In January, foreign direct investment in the Chinese mainland in actual use jumped by 20.4 percent from December 2023, that represented an 11.7 percent drop on a year-on-year basis, according to the Chinese Commerce Ministry. Meanwhile, 4,588 new foreign-invested firms were established across the country, up 74.4 percent year-on-year. Also encouraging is that FDI in the high-tech manufacturing sector soared 40.6 percent year on year in January.

This comes even as some Western countries, particularly the US, have been trying to pressure or even force global businesses away from investing in China, in their ill intention to contain China's economic development. The US, for example, has outright banned US investments in certain Chinese high-tech industries. While the EU has also taken what Chinese officials and experts say are protectionist moves against Chinese products and investments. 

In interviews with the Global Times, many multinational companies have voiced firm support for multilateralism, free trade and mutually beneficial cooperation. 

"The aviation industry is a global industry, a platform that connects people, places, and promotes cultural exchanges around the world. As a global company rooted in Europe, Airbus supports multilateralism and free trade, and advocates win-win cooperation," Airbus said.

FDI into China will likely increase in 2024, as the country takes greater efforts to attract foreign investment, according to experts and businesses. 

"We believe that China will maintain its positive attitude towards foreign companies with the further opening up of the economy and optimization of the business environment. We are also expecting China to take more actions to further stimulate local consumption and boost market confidence," German multinational firm Henkel AG told the Global Times.

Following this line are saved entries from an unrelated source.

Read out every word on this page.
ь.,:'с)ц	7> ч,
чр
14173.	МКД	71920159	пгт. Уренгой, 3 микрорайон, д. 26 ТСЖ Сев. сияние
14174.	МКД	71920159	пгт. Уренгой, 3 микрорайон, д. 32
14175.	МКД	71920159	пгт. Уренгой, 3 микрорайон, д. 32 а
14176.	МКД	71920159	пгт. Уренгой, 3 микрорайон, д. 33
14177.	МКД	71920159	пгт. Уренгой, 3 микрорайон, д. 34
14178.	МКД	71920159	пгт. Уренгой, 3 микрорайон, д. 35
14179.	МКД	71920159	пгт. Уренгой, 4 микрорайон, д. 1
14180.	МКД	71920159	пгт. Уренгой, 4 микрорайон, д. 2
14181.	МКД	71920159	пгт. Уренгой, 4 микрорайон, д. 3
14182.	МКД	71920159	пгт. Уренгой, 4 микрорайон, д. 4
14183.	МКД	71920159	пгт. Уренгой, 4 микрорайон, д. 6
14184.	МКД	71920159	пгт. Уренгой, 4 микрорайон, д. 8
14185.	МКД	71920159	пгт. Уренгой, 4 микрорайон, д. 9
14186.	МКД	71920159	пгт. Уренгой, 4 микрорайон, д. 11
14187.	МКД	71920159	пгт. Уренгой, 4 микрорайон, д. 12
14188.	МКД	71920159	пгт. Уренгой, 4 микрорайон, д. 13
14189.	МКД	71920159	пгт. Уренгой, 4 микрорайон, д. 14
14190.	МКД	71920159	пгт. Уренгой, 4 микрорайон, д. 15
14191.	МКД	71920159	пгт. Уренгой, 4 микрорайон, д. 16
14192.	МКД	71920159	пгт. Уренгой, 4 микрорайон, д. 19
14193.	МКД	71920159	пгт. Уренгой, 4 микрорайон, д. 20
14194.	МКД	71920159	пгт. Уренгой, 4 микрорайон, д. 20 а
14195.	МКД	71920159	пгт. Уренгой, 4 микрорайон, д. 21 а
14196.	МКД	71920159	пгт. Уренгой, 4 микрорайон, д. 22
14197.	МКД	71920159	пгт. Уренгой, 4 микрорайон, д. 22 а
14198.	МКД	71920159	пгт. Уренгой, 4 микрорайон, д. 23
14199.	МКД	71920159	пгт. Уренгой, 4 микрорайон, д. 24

Raymund Chao, a member of the 14th National Committee of the Chinese People's Political Consultative Conference, China's top political advisory body, and chairman of PwC Asia Pacific and China, called for more efforts to address various challenges faced by foreign businesses when they try to attract more foreign investment. 

Specifically, Chao said that access to more services sectors such as healthcare, elderly care, financial and telecommunications should be expanded accordingly, among others, according to his proposal to the two sessions shared with the Global Times.